On Carrie's birthday, Albert kisses her as a present and she is delighted. Auntie Lou, meanwhile, becomes friendly with Major Cass Harper, an American soldier, keeping this secret from her brother, who would not approve. When Mrs Gotobed dies, Albert is sure that Mr Evans has stolen her will so that he can turn Hepzibah and Mr Johnny out of his deceased sister's house, despite there being plenty of evidence that Mrs Gotobed had made no will – only mental deterioration (perhaps mild dementia) led her to believe she had made one. Johnny and Hepzibah will be homeless after a month's notice, as the house has become Mr Evans's property. Carrie does not want to believe this of Mr Evans, seeing him as an honest man. Albert, on the other hand, is convinced that Mr Evans has destroyed the will, and becomes even more adamant after he realises that a ring which Mr Evans gives Carrie as a present had in fact belonged to Mrs Gotobed.

However, Carrie changes her mind about Mr Evans after Albert vaguely recalls seeing an envelope in Mrs Gotobed's jewellery box that disappeared after Evans visited the house to take an inventory of his late sister's belongings. This envelope, Carrie believes, was Mrs Gotobed's will, and she too thinks Evans stole it to ensure he would inherit everything. To prevent this from happening, she throws the cursed skull into the horse pond. Mrs Willow arranges a new home for her family near Glasgow, and so the children prepare to leave, with mixed feelings. At the same time, Auntie Lou departs to marry Major Harper, leaving Evans alone. Carrie later learns that Evans is innocent after all: the envelope in fact contained nothing more than a childhood photograph of Evans and Mrs Gotobed, which she had left him. Evans bought the ring he gave Carrie as a present for Mrs Gotobed in their youth. As the children leave by train, they see that Druid's Bottom is on fire. Carrie is guilt-stricken, believing it is her fault for casting out the skull.
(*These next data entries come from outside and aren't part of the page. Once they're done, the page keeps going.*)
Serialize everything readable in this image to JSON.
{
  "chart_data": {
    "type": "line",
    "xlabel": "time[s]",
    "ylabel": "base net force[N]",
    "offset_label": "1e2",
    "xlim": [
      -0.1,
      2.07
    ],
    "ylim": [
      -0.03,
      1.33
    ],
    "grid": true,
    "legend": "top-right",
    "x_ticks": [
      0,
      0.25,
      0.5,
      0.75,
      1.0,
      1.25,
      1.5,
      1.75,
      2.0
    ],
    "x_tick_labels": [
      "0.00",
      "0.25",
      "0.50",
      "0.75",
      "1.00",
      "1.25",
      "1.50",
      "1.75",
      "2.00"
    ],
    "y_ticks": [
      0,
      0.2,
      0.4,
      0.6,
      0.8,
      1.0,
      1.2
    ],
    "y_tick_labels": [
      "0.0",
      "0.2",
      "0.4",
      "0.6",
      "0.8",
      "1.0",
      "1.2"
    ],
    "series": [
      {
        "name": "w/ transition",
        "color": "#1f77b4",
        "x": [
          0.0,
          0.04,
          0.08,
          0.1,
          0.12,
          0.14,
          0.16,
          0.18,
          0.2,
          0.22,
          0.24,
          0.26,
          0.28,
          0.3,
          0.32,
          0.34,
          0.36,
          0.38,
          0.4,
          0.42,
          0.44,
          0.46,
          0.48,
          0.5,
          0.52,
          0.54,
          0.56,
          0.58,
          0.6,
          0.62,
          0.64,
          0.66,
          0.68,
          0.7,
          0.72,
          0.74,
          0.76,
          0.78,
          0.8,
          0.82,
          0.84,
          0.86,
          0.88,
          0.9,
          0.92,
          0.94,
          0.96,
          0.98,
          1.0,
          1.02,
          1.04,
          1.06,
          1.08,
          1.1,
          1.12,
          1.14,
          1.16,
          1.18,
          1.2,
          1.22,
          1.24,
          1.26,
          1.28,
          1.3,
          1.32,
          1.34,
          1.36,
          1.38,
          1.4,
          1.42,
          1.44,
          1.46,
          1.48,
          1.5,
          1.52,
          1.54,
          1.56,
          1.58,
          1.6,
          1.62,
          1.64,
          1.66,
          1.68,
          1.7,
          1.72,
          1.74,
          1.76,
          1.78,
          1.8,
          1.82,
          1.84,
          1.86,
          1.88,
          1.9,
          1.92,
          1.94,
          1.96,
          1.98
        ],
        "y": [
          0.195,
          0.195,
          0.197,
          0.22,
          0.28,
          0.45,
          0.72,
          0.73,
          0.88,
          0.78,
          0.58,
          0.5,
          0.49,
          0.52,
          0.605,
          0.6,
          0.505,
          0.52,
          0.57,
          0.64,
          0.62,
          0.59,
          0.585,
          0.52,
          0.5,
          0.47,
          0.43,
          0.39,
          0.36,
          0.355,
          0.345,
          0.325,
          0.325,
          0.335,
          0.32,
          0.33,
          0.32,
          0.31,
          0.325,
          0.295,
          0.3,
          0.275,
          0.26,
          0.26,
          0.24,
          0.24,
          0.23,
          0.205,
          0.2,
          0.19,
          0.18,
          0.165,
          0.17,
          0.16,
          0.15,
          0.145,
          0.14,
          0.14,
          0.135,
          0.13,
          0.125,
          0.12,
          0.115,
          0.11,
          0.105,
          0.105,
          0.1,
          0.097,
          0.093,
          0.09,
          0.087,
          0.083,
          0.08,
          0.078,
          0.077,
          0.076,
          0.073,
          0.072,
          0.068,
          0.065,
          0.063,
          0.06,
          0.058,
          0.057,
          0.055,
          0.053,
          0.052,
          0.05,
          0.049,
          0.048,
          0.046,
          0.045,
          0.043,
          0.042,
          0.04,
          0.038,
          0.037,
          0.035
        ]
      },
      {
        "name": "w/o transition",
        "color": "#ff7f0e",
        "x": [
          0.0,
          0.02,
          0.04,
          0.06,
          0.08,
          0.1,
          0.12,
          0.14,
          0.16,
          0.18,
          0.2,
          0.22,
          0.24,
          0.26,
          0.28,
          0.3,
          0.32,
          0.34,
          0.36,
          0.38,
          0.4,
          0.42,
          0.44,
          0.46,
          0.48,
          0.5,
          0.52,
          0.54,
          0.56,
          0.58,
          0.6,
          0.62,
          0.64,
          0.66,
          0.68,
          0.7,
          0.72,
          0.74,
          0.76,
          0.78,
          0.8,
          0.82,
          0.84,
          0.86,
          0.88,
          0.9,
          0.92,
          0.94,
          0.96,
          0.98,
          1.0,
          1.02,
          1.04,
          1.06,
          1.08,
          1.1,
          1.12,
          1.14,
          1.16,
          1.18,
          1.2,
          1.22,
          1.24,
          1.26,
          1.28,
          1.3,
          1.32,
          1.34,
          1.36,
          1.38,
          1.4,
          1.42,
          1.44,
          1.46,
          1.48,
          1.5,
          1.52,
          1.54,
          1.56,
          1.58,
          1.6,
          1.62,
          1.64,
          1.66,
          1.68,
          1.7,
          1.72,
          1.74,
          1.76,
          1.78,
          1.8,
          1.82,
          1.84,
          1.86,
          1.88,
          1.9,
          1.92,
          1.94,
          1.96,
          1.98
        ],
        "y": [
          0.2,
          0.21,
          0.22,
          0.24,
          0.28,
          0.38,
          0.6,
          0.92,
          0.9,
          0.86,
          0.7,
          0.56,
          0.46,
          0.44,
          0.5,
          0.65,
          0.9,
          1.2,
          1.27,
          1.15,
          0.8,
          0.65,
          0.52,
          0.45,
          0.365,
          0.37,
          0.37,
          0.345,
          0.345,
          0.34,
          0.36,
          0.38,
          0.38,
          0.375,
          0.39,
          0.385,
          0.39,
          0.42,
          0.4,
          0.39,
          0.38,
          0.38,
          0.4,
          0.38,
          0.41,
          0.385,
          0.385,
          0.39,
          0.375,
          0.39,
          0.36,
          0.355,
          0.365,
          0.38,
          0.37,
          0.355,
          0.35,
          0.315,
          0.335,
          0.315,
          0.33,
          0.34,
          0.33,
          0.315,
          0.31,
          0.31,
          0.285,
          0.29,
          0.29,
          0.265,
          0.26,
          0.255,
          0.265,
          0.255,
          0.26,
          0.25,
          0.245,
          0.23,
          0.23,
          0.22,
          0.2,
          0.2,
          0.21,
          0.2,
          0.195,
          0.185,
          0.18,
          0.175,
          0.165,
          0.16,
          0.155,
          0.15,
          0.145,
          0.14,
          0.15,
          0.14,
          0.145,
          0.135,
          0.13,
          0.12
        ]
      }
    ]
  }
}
Thirty years later, Carrie's children discover that Hepzibah and Mr Johnny are living in a converted barn at Druid's Bottom, having escaped the fire, which was seemingly accidental. Mr Johnny's speech has improved considerably thanks to help from a speech therapist, a friend of Albert Sandwich. Albert, who also escaped the fire, still visits them every month, and is looking to buy and restore the ruined house for them to live in again one day. Auntie Lou, now Mrs Harper, lives in North Carolina with her husband, and they have at least one son. Evans, grieving and lonely, died long ago.

== Reception ==
Kirkus Reviews commended the author stating "Carrie's insight into the loneliness of an unsympathetic old man," before going to praise the novel stating that it was "a story of hushed suspense and emotional complexity."

==Awards and nominations==
Carrie's War won the 1993 Phoenix Award from the Children's Literature Association as the best English-language children's book that did not receive a major contemporary award when it was originally published twenty years earlier. The award is named after the mythical bird phoenix, which is reborn from its ashes, to suggest the book's rise from obscurity.

==Film, TV or theatrical adaptations==
Carrie's War has been adapted twice for television by the BBC, first in 1974, and then again in 2004. The original 1974 version starred Juliet Waley as Carrie, and Rosalie Crutchley as Hepzibah. The more recent 2004 BBC television film version (broadcast in America on PBS – Masterpiece Theatre in 2006) starred Keeley Fawcett as Carrie, Alun Armstrong as Mr Evans, Geraldine McEwan as Mrs Gotobed, Eddie Cooper as Albert Sandwich, Jamie Beddard as Johnny and Pauline Quirke as Hepzibah. The second remains available on DVD, distributed by Acorn Media UK.

A stage adaptation by Novel Theatre ran at Sadler's Wells in 2006–2007 and had a successful West End run starring Prunella Scales from June to September 2009, despite mixed reviews. One of them notes plot similarities with Gothic fiction and John Buchan's 1912 story "The Grove of Ashteroth".